On November 19, 2021, the U.S. House of Representatives passed the Build Back Better Act (H.R. 5376), a bill that represents a large portion of the Biden-Harris Administration’s agenda. Among other spending and tax measures, the bill includes an unprecedented expansion of the Low-Income Housing Tax Credit (LIHTC) program. Four proposals are headlining this expansion:
- Increasing the 9% LIHTC allocation cap by 10% plus inflation annually from 2022 to 2024. With this increase, the 2024 LIHTC allocation cap will rise to $3.97 per capita and a small state minimum of around $4.58 million, constituting a 41 percent increase in allocable LIHTC over current levels. The allocation cap would then decrease to $2.65 per capita and a small state minimum of $3.12 million in 2025 and would thereafter be indexed to inflation from the 2025 baseline.
- Reducing the 50% threshold for 4% tax-exempt bond-financed projects to 25% for five years, beginning in 2022.
- Increasing the eligible basis of buildings designated to serve extremely low-income households by 50% and providing an 8% set-aside for properties utilizing this basis increase.
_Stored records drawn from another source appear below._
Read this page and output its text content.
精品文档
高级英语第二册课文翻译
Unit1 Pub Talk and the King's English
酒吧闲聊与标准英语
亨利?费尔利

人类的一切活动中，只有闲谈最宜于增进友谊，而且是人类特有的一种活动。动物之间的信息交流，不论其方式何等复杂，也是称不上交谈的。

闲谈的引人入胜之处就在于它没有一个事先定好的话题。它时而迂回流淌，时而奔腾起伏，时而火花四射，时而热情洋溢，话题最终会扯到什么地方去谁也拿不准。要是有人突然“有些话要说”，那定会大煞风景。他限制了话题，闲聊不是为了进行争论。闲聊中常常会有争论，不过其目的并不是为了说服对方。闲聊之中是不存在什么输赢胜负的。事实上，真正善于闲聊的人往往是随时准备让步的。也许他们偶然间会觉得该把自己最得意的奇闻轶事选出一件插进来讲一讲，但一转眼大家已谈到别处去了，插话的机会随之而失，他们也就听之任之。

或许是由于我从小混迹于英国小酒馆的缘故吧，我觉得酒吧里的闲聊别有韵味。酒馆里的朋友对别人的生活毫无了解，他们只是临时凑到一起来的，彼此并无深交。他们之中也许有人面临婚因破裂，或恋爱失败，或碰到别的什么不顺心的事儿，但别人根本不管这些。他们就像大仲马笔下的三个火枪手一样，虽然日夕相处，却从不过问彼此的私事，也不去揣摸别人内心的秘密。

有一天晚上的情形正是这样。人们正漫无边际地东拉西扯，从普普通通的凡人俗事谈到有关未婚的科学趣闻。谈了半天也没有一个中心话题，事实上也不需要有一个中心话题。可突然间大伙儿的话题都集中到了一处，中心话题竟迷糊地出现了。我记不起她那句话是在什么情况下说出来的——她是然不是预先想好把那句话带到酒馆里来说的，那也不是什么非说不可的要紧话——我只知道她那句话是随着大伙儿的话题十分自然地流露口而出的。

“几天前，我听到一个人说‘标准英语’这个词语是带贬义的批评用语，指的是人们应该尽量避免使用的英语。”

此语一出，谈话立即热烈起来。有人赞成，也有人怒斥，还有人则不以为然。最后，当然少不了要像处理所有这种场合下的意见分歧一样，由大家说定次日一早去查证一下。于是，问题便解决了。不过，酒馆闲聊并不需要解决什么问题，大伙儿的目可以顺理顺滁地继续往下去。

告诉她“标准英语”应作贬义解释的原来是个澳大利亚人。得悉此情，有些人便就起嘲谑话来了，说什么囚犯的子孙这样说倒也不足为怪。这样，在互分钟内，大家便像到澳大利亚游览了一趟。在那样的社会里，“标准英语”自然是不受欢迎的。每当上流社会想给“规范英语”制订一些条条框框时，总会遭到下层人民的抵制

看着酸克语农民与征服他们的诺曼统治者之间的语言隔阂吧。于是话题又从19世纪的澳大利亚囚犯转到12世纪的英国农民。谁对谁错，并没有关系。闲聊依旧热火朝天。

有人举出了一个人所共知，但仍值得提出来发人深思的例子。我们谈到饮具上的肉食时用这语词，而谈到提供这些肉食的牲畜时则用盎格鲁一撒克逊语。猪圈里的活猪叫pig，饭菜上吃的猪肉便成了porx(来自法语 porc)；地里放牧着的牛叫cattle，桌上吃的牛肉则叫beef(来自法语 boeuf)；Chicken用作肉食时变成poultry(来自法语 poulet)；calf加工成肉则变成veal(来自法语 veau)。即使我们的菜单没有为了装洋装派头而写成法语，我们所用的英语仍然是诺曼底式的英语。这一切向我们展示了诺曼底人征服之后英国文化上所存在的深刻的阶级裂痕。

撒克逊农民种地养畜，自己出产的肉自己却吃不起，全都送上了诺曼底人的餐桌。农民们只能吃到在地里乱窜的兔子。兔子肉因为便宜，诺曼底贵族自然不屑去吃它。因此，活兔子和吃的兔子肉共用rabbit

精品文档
- Replacing the 42(i)(7) right of first refusal safe harbor with a purchase option and extending the option to investor partnership interests. In addition, the bill reduces the safe harbor purchase price by excluding exit taxes from the price formula. These changes are expected to aid in preserving the long-term affordability of projects.
According to the Biden-Harris Administration, these measures, along with other affordable housing initiatives in the bill, represent the single largest investment in affordable housing in U.S. history. In total, the bill will provide approximately $166 billion in housing aid, which is intended to help build or preserve more than one million affordable units. Within that sum:
- $10 billion is provided for the HOME Investment Partnerships Program to fund the construction, purchase, or rehabilitation of affordable homes for low-income people.
- $15 billion is dedicated to financing the preservation and creation of new rental homes for the lowest-income households.
- $65 billion is provided to fully address the capital needs backlog of public housing.
- $24 billion is provided to fund incremental Housing Choice Vouchers and supportive services.
Additional funds are included for rental and down payment assistance programs and programs to improve mobility in disadvantaged communities, among other priorities.
The bill now faces the scrutiny of the 50-50 Senate, with Democratic leaders pushing for a vote before the year-end.